Jean-Louis DUMORTIER, avec les contributions de Micheline DISPY & Julien BEVEREN, Savoirs langagiers, Glossaire visant à pourvoir d'un bagage de notions communes tous les enseignants de la Fédération Wallonie-Bruxelles


Note de lecture du FA 195, Marie-France Bishop

Jean-Louis DUMORTIER, avec les contributions de Micheline DISPY & Julien BEVEREN, Savoirs langagiers, Glossaire visant à pourvoir d'un bagage de notions communes tous les enseignants de la Fédération Wallonie-Bruxelles, Namur, Presses universitaires de Namur, coll. « Tactiques », 2013 (356 p., 19,00 euros).
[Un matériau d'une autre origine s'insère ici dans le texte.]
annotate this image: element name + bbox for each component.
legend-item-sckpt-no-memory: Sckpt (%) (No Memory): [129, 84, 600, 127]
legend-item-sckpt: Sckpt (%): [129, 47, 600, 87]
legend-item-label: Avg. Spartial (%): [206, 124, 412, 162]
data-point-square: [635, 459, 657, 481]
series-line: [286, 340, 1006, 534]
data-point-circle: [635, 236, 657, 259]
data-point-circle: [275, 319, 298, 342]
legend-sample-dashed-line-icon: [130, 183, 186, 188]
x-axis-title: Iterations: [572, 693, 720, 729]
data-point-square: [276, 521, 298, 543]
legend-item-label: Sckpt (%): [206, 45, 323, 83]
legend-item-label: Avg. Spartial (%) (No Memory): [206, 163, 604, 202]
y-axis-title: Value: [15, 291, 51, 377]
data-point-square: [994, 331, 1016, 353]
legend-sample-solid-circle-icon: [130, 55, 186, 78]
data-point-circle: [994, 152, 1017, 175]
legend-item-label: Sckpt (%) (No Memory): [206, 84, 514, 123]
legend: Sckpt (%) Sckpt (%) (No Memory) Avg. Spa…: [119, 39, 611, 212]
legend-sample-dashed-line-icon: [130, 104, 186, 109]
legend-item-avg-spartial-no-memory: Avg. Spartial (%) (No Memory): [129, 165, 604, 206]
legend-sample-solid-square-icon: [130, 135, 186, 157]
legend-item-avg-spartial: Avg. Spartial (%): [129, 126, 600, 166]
Cet ouvrage publié en 2013 s’attache à l’épineux problème de l’enseignement de la grammaire française qui est sans doute l’un des plus complexe à mettre en œuvre. Partant du constat que les didacticiens-formateurs et les enseignants de français sont tiraillés entre quatre priorités qui ne vont pas dans les mêmes directions, J.-L. Dumortier, dans son introduction, tisse la métaphore de l’écartèlement pour analyser cette situation inconfortable. La première des quatre forces antagonistes est liée à la tradition de l’enseignement grammatical et représentée par la nomenclature en usage en Belgique. La seconde priorité est le référentiel de compétences qui précise, d’un point de vue institutionnel les finalités des pratiques scolaires. Vient ensuite le paradigme pédagogique dominant, celui du sujet apprenant, qui nécessite la prise en compte de l’élève dans sa singularité. La dernière force (et non des moindres) est constituée de l’ensemble des travaux menés actuellement en sciences du langage, ceux-ci n’étant pas toujours simples à didactiser. Tenir compte de ces quatre forces, en formation des enseignants, est une nécessité pour éviter que l’enseignement de la grammaire ne soit régi par un éclectisme inefficace ou un dogmatisme contreproductif. Tenant de définir ce qu’il est souhaitable que les maitres sachent pour guider les apprentissages langagiers des élèves, c'est-à-dire pour permettre « la réussite des actes de lecture, d’écriture, d’écoute et de parole » (p. 19), l’auteur fait le choix de présenter les notions indispensables sous forme de glossaire.

L’organisation de l’ouvrage rend compte des finalités formatives de ce projet. Chaque chapitre est consacré à une notion, y sont successivement traités, le discours, la phrase et le mot. Pour chacun des termes, les différents aspects sont déclinés, non par ordre alphabétique mais selon une logique qui permet d’appréhender des savoirs et de les organiser. Commencer le glossaire par le concept de discours est déjà significatif, puisqu’il s’agit de replacer tous les usages de la langue dans ce qui les justifie : la communication, en analysant les situations, les actes, les notions de destinataire et d’énonciation, de posture, etc. Ensuite, selon le même principe qui consiste à avancer du plus englobant vers les unités constituantes, le glossaire s’attache à analyser la notion de phrase, remettant en question cette « évidence linguistique » (p. 99). La question de la définition de la phrase est analysée selon trois critères : graphique, sémantique et syntaxique, ce qui permet de revisiter ce concept complexe et de l’approfondir selon les critères propres à la production de discours (p. 133). La dernière partie est consacrée à l’unité la plus petite : le mot, mais dans une optique lexicale, c'est-à-dire en s’attachant au vocabulaire des élèves, puis aux différentes catégories de mots.

Il s’agit d’un ouvrage d’envergure, riche et très lisible. L’auteur et ses collaborateurs n’hésitent pas à prendre position et à mener leurs lecteurs vers une réflexion. Citons pour l’exemple celle qui accompagne les notions de lexique et de vocabulaire (p. 181-182) ou encore la discussion autour de la désignation de deux catégories grammaticales sous la même appellation « déterminants » (p. 151). Tous les termes sont expliqués de manière approfondie, à l’aide d’exemples et de définitions et un usage judicieux des caractères gras permet de reconnaitre les mots ou expressions spécialisés, auxquels une définition est systématiquement apportée. L’objectif de ce glossaire est de « pouvoir d’un bagage de notions communes tous les enseignants de français de la Fédération de Wallon-Bruxelles », comme l’indique le sous-titre, mais l’ouvrage concerne tous les enseignants de français au-delà des différences nationales et des frontières. La qualité des questions soulevées, des discussions engagées, des apports théoriques, ainsi que la précision des analyses en font un ouvrage de référence pour les formateurs et pour les maitres. Ceux-ci, trop souvent perdus entre les différents objectifs de l’enseignement de la langue, entre la multiplicité des désignations qui varient selon les cadres théoriques, entre les traditions et les innovations trouveront dans ce glossaire des points de repère, des aides à l’organisation de leur enseignement et des apports didactiques fondamentaux.